Referring to a complex organisational chart of the French Health Ministry that was shown at the meeting, the speaker said that small companies find it difficult to understand how countries act.
Even when companies manage to achieve CE marking, they still have considerable hurdles to overcome when navigating around the national reimbursement process. This is particularly challenging for innovative products for which a a precedent has not yetbeen set.
Where there is no reimbursement structure or policy for a new device, small companies are then faced with a huge machinery that is complex to understand, and they toften have to try and deal with authorities who speak another European language.
Dr Neal Fearnot, vice-president at the Cook Group, described the EU regulatory system as “the best system in the world today”. He said it was the hallmark in terms of safety, timeliness and efficiency and that the average time to market in the EU of some two years, was way ahead of the US and Japan, where it could sometimes take 10 years.

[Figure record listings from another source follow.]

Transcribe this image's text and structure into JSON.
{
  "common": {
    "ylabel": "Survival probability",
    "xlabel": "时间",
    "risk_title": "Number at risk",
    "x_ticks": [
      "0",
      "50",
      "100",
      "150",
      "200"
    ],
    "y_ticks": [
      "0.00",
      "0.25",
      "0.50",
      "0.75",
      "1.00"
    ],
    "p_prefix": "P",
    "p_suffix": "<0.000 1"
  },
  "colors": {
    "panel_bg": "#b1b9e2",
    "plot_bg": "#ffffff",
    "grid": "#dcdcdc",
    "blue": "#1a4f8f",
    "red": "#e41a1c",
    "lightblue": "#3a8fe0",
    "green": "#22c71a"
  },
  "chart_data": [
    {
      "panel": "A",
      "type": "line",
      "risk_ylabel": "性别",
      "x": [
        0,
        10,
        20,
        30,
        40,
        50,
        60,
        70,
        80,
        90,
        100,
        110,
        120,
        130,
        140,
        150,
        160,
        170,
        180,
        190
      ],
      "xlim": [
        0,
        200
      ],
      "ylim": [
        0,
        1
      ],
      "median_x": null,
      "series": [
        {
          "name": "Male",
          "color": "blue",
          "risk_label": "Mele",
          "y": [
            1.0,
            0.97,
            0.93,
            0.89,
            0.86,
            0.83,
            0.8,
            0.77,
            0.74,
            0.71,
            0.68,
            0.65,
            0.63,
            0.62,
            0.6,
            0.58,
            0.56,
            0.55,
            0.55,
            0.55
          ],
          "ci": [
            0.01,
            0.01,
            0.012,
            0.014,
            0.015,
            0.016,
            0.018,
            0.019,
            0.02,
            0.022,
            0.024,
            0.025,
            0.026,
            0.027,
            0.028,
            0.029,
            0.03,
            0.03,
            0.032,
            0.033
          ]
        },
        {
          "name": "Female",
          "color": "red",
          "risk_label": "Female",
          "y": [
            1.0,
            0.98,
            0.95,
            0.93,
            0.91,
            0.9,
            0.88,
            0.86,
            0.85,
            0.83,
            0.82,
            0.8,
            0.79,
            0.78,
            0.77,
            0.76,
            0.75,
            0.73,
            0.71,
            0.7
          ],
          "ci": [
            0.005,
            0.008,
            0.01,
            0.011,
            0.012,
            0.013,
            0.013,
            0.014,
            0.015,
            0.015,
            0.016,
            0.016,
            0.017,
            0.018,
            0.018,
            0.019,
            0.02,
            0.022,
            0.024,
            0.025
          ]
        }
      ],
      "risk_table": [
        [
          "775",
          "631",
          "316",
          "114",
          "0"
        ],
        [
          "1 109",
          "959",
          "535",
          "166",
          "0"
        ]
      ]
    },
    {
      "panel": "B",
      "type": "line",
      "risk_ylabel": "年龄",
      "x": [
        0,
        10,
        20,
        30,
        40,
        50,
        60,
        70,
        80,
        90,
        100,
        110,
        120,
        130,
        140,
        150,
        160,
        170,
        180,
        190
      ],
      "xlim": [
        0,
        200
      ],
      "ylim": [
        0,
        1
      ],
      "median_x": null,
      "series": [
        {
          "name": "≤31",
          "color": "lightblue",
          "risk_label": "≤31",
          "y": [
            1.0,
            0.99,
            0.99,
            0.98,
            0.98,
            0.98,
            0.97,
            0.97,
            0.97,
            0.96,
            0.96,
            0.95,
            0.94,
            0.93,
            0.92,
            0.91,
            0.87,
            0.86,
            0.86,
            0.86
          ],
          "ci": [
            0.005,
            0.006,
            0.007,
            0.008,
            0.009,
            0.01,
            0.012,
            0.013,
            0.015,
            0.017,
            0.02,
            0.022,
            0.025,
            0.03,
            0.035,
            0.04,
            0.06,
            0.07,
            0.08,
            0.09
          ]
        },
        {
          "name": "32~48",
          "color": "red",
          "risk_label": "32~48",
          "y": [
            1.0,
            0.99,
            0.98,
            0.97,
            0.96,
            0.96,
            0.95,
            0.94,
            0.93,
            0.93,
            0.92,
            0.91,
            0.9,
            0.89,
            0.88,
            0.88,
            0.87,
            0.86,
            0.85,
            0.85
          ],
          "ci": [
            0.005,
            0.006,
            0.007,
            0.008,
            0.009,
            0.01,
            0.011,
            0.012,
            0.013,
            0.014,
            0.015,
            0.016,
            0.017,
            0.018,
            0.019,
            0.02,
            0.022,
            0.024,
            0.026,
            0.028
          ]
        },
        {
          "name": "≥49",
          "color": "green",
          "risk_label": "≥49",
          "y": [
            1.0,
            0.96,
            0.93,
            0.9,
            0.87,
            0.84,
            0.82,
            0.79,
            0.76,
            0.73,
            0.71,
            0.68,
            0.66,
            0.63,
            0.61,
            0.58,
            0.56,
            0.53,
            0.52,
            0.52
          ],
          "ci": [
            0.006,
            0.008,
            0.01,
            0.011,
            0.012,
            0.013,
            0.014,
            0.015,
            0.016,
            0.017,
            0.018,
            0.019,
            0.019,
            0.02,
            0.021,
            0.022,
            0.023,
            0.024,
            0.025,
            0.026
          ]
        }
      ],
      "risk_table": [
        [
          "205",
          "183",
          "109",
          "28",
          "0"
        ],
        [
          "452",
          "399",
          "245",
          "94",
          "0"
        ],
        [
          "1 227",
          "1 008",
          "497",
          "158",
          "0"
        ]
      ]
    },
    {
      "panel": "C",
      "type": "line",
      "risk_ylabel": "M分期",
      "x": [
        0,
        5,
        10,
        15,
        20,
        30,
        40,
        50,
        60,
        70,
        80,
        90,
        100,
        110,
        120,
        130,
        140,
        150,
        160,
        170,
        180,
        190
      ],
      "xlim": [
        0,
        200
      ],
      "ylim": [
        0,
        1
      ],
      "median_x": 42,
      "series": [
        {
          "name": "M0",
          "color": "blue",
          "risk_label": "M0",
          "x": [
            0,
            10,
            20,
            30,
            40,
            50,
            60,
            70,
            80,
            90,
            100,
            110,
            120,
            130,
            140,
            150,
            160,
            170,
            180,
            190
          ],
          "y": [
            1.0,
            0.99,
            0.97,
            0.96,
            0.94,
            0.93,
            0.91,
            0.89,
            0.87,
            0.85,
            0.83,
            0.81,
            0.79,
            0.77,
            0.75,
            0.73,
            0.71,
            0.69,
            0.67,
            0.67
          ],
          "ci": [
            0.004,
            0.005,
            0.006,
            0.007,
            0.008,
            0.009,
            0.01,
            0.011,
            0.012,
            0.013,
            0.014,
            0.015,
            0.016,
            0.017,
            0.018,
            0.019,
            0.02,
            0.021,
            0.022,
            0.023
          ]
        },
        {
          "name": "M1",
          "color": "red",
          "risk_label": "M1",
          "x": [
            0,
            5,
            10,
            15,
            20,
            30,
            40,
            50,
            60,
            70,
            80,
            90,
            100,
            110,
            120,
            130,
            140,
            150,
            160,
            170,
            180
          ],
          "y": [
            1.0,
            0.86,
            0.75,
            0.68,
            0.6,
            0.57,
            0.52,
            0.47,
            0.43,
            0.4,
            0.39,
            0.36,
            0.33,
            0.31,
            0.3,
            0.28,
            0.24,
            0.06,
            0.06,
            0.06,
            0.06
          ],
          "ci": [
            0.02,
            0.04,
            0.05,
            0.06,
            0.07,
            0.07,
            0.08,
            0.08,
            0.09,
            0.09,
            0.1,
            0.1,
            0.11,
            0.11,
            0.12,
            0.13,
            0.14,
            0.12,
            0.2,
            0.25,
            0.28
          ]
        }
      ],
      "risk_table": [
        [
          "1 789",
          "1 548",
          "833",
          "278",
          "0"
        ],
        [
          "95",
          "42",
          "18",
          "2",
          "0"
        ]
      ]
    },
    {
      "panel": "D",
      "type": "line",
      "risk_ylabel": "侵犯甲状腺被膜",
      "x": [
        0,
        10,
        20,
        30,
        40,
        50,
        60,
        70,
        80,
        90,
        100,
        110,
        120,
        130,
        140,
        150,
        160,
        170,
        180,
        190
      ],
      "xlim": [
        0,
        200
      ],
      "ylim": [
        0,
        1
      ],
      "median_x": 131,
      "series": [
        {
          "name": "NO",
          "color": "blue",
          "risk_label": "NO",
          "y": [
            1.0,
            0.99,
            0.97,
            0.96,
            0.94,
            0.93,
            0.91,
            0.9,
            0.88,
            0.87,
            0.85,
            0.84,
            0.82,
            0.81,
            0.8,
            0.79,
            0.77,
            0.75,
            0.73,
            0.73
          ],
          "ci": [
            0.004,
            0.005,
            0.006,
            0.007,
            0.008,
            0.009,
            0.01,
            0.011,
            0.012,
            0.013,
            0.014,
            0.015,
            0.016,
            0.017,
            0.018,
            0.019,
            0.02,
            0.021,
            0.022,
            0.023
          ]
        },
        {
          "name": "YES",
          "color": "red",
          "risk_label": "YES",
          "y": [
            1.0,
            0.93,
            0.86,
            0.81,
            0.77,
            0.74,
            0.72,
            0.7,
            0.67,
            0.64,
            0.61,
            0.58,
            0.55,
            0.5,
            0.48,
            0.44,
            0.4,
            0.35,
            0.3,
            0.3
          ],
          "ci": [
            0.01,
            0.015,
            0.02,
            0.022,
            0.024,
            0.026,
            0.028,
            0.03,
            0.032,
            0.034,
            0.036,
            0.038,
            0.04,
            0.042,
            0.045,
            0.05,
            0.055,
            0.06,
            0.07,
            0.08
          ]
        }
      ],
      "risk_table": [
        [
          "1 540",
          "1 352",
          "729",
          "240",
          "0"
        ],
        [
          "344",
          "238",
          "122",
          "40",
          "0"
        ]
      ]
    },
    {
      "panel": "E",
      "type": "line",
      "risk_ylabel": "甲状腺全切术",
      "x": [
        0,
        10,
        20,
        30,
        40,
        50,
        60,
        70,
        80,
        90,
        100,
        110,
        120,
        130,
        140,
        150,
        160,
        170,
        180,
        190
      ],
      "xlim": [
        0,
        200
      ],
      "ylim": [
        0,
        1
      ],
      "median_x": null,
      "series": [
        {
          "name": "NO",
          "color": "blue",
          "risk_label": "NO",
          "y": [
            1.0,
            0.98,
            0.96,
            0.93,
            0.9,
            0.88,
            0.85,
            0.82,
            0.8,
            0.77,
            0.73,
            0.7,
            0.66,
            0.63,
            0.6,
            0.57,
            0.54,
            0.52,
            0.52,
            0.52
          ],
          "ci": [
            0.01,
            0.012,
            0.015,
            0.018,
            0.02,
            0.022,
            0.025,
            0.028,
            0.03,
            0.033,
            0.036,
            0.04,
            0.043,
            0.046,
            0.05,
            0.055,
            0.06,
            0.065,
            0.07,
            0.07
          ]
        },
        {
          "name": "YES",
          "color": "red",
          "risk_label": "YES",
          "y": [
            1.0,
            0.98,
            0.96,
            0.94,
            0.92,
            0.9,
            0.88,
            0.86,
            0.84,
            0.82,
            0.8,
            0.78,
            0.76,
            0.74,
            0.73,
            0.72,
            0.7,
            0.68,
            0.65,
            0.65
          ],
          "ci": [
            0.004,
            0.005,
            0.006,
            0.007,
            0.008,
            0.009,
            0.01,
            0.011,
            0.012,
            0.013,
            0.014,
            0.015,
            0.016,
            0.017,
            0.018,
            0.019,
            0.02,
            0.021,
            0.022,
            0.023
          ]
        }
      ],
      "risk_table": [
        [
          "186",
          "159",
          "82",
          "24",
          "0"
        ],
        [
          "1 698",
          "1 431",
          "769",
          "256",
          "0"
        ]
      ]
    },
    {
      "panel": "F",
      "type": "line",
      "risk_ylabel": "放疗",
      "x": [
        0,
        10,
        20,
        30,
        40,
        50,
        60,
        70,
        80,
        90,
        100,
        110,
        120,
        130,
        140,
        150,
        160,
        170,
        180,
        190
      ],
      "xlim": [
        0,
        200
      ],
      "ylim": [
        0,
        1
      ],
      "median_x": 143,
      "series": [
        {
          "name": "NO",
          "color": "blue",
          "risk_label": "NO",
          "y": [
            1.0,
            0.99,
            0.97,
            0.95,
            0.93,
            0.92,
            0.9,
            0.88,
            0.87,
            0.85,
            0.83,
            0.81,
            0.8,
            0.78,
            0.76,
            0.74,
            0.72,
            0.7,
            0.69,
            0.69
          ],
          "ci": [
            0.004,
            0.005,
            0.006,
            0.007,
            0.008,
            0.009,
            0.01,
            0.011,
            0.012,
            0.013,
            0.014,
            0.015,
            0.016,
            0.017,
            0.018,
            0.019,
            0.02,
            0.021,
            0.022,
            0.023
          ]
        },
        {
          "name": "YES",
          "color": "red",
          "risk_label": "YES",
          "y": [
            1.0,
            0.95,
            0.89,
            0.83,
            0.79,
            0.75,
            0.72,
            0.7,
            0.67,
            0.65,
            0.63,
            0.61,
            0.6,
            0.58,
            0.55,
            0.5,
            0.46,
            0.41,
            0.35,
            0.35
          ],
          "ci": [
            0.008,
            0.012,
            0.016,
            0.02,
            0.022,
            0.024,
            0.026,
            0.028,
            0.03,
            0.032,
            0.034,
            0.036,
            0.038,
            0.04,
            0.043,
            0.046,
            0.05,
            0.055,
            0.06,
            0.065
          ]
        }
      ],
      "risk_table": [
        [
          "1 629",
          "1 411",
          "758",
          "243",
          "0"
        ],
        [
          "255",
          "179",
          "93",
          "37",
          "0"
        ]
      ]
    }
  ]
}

He alluded to the fact that there are serious efforts underway to reform the systems and warned that increasing the regulatory burden could have “unintended consequences” and so should be approached with caution.
For example, he said patients are going to suffer if the regulations become so onerous that it is no longer viable for companies to develop products for patients with rare diseases.
He also advised the meeting that there are many US companies that have settled in Europe because of the more rapid regulatory process here, but that an increased regulatory burden may make them go elsewhere.
“Some improvements may be warranted, but let’s make sure that the systems are flexible and nimble,” he said, adding that it is vital to evaluate those systems in other parts of the world which are more burdensome, less competitive, and which fail to yield devices that are either safer ormore efficient.
Killed in infancy?
There also was evidence that the current system is crushing the lifeblood out of the EU medical devices industry.
“A huge amount of innovation has come out of Europe in the area of medical devices,”Fred Hrkac, president, EMEA, at Boston Scientific told the meeting.
But the growth of smaller companies is being stunted by the increasingly hostile regulatory environment. These companies may be good domestically but they do not have the resources to grow and export.
They are becoming dependent on partnering or being bought out by the US multinationals who are over here to have access to the necessary resources to navigate the highly complex local systems.
Patients wanting less regulation?
Dr Mary Baker of the European Federation of Neurological Associations also blamed over-regulation for preventing patients having access to innovative treatments that could make the difference between life and death for them.
“There needs to be a more efficient, better management of benefit and risk,” Dr Baker said, and this needs to come from listening to patients”.